Von Guernsey nach Jersey


Unsere Planung hat aktuell keine große Haltbarkeit. Kaum habe ich in dem Guernsey – Blog¹ geschrieben, dass aus unserem Sightseeing nun wieder einmal ein »Irgendwie-weiterkommen« geworden ist, ist am nächsten Morgen auch schon wieder alles anders. Es scheint schwierig zu sein, die Entwicklung der Tiefs, die noch weit draußen auf dem Atlantik sind, richtig vorherzusagen. Besonders wenn sie gerade erst in der Entstehung sind. So sind wir noch gestern davon ausgegangen, dass wir uns für das Wochenende ein sicheres Plätzchen suchen müssen und nun kommt das dicke Ding doch schon am Donnerstag / Freitag hier vorbei.

Also streichen wir Sark und Jersey mit ihren Ankerbuchten im Nordosten und beschließen direkt von Guernsey nach St.
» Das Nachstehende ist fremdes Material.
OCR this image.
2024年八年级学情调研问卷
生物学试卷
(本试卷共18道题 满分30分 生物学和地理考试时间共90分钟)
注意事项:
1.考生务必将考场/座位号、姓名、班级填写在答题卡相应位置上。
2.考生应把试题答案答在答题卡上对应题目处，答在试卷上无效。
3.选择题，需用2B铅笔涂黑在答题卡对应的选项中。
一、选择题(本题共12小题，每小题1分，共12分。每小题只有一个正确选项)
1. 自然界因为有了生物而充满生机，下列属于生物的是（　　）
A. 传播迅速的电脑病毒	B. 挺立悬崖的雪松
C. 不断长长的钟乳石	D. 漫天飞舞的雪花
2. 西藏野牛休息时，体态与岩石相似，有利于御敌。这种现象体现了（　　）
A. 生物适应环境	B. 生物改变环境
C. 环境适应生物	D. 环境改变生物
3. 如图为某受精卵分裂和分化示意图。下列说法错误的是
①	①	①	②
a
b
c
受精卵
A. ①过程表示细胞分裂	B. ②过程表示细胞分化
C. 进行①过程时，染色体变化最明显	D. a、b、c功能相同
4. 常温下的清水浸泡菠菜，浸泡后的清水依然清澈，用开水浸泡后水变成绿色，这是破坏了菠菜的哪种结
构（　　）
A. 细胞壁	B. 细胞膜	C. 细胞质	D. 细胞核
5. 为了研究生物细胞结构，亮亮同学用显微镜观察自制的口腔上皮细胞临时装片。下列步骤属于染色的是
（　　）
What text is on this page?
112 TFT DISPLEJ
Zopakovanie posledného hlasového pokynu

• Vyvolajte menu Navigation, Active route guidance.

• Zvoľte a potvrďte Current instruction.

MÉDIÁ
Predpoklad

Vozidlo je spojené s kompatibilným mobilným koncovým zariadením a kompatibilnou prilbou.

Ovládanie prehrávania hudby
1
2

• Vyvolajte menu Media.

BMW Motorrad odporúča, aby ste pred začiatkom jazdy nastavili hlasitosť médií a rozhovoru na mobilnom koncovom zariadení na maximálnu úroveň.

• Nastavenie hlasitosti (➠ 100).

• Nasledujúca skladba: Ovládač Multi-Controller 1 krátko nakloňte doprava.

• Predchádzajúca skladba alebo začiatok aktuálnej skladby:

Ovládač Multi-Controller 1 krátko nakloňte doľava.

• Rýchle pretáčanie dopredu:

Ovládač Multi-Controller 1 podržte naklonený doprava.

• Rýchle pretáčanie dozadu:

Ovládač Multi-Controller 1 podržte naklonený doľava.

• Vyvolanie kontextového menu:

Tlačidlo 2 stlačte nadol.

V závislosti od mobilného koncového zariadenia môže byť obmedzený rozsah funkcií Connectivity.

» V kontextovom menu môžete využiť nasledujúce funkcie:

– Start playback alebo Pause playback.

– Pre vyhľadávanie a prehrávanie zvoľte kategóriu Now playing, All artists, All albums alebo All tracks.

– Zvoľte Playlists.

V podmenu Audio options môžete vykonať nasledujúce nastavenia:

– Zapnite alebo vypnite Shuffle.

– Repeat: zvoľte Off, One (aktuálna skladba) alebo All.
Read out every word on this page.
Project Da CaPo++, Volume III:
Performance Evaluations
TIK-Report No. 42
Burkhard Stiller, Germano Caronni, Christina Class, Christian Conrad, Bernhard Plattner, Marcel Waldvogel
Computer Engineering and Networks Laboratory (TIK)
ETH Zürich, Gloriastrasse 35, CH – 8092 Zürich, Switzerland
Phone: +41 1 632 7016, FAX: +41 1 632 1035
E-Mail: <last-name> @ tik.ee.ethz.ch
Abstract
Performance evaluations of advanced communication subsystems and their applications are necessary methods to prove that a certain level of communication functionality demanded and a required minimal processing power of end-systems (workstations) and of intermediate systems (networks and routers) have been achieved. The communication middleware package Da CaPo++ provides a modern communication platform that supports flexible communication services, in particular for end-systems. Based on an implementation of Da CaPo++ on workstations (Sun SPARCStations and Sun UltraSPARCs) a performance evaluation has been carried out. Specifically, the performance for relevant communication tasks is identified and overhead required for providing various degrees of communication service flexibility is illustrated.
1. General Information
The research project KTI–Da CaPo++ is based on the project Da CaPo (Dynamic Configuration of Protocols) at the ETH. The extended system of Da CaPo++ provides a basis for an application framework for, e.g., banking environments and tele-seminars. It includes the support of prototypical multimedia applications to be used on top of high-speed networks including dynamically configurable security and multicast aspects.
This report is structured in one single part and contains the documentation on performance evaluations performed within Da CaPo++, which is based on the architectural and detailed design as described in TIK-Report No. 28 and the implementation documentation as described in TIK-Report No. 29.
Helier auf Jersey zu gehen. Von dort aus haben wir dann am Mittwoch eine bessere Ausgangsposition die französische Küste möglichst weit westlich zu erreichen.

In jedem Fall wollen wir schon wieder an der französischen Küste sein, wenn uns das Tief erreicht, denn so langsam müssen wir uns in eine gute Position bringen, um dann irgendwann die bretonische Halbinsel zu runden. Doch wenn man den Voraussagen glaubt, wird das in der nächsten Zeit wohl nicht wirklich einfach werden. Ein gemütliches »Rundungswetter« ist nicht in Sicht. Also müssen wir uns, so gut es geht, anpirschen, um dann im richtigen Moment die Gunst der Stunde zu nutzen. Schließlich wollen wir ja auch segeln und nicht einfach nur stumpf gegenan motoren.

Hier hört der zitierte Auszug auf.